Powerhouse UK insurer Direct Line has scrapped its plan to offload part of its pension liabilities following the central bank’s interest rate cut and Britain’s decision to leave the European Union.
Direct Line, one the biggest insurance firms in the UK, had been negotiating with an external investor to hand over part of its defined benefit retirement scheme,
Sky News reported.

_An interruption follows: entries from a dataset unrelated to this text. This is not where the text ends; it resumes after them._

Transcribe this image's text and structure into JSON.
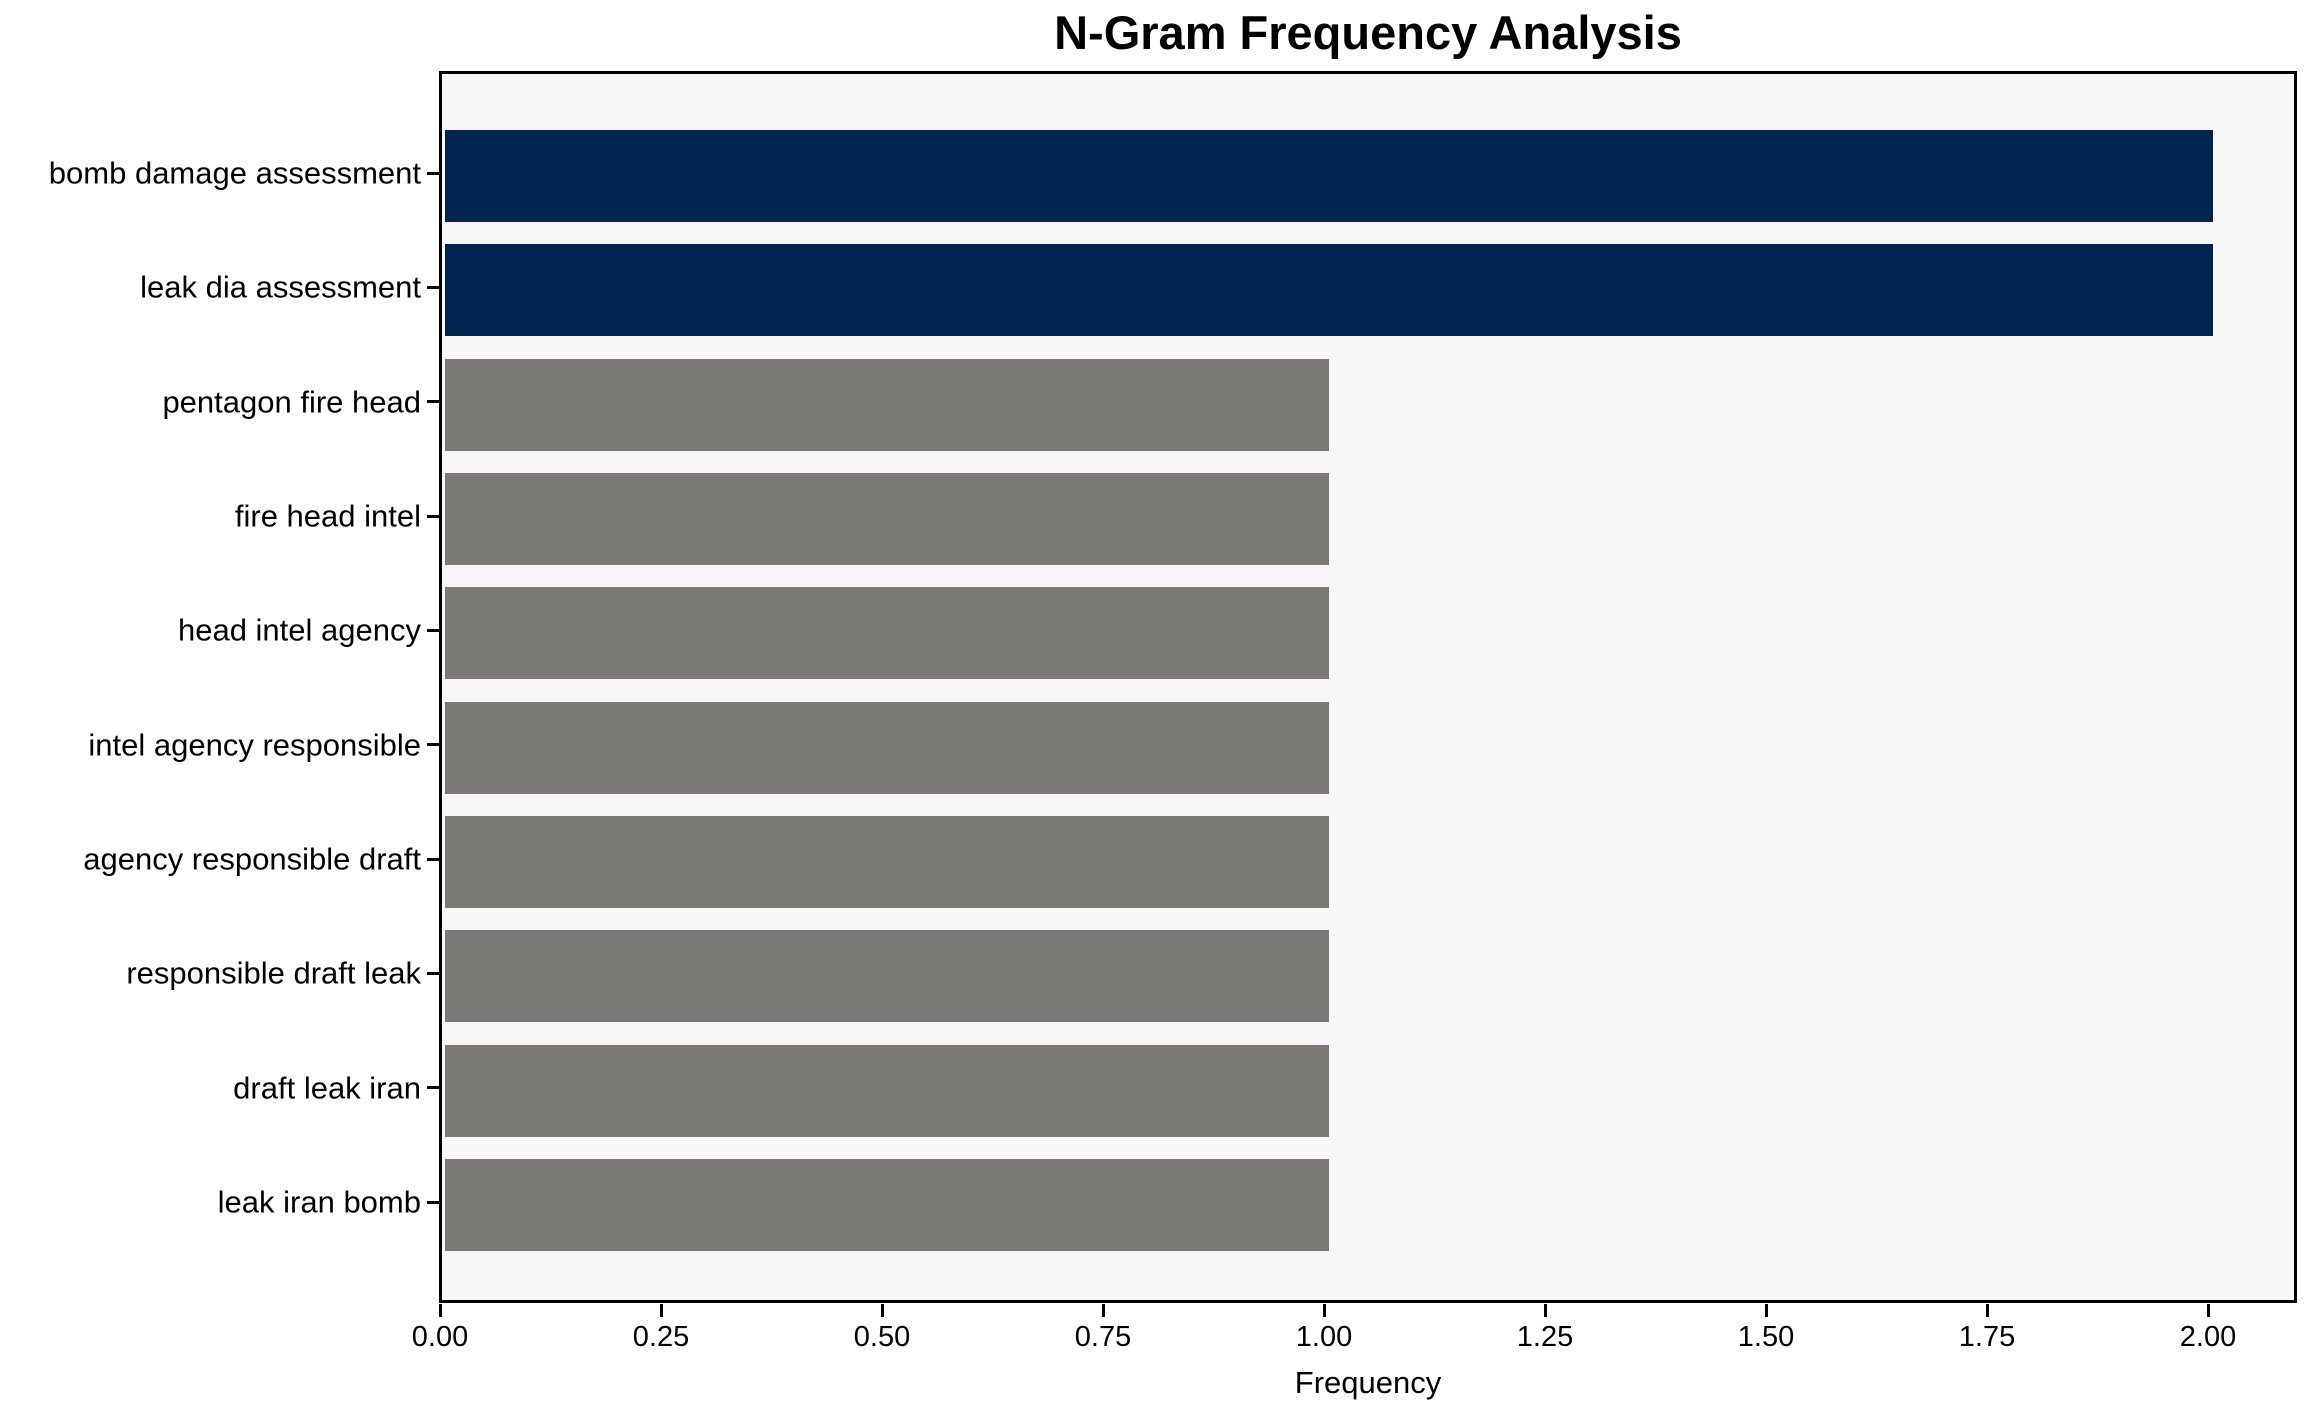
{
  "chart_data": {
    "type": "bar",
    "orientation": "horizontal",
    "title": "N-Gram Frequency Analysis",
    "xlabel": "Frequency",
    "ylabel": "",
    "categories": [
      "bomb damage assessment",
      "leak dia assessment",
      "pentagon fire head",
      "fire head intel",
      "head intel agency",
      "intel agency responsible",
      "agency responsible draft",
      "responsible draft leak",
      "draft leak iran",
      "leak iran bomb"
    ],
    "values": [
      2,
      2,
      1,
      1,
      1,
      1,
      1,
      1,
      1,
      1
    ],
    "bar_colors": [
      "#02234E",
      "#02234E",
      "#7B7974",
      "#7B7974",
      "#7B7974",
      "#7B7974",
      "#7B7974",
      "#7B7974",
      "#7B7974",
      "#7B7974"
    ],
    "x_ticks": [
      0,
      0.25,
      0.5,
      0.75,
      1.0,
      1.25,
      1.5,
      1.75,
      2.0
    ],
    "x_tick_labels": [
      "0.00",
      "0.25",
      "0.50",
      "0.75",
      "1.00",
      "1.25",
      "1.50",
      "1.75",
      "2.00"
    ],
    "xlim": [
      0,
      2.098
    ],
    "grid": false,
    "legend": null,
    "colors": {
      "highlight": "#02234E",
      "default": "#7B7974",
      "plot_background": "#F7F7F7",
      "figure_background": "#FFFFFF",
      "spine": "#000000",
      "text": "#000000"
    }
  }
}
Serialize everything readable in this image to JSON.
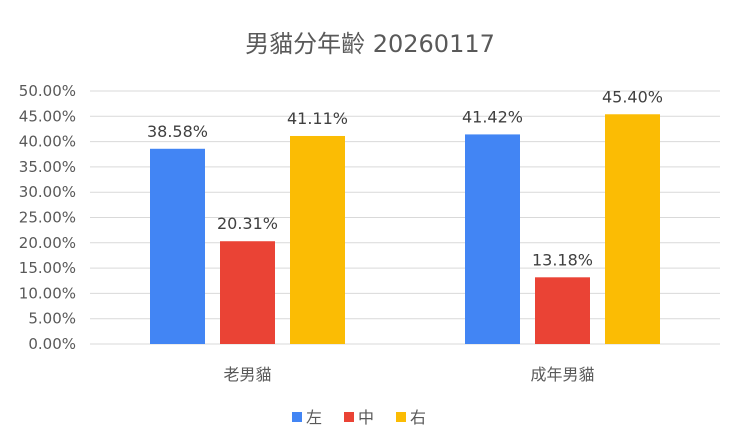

The talks were held until the historic EU referendum in June.
However, company executives concluded in recent weeks that the costs of pursuing the deal outweighed the projected benefits, according to the report.
Insider sources told
Sky News that the Brexit vote, the resulting market volatility and monetary policy decisions also affected Direct Line’s move to abort the planned offloading of its pension scheme.
The pensions that were under discussion at Direct Line were part of a defined benefit scheme that dated back to when the insurance firm was still wholly owned by Royal Bank of Scotland.
The latest news on Direct Line followed the company’s announcement of its half-year financial results two weeks ago.
The insurer reported a 5.2% decline in pre-tax profits as the introduction of Flood Re impacted the business.
Pre-tax profits fell from £315 million to £298.5 million while operating profits also went down to £323.6 million.
Direct Line’s gross written premiums, however, rose by 3.9% to £1.6 billion.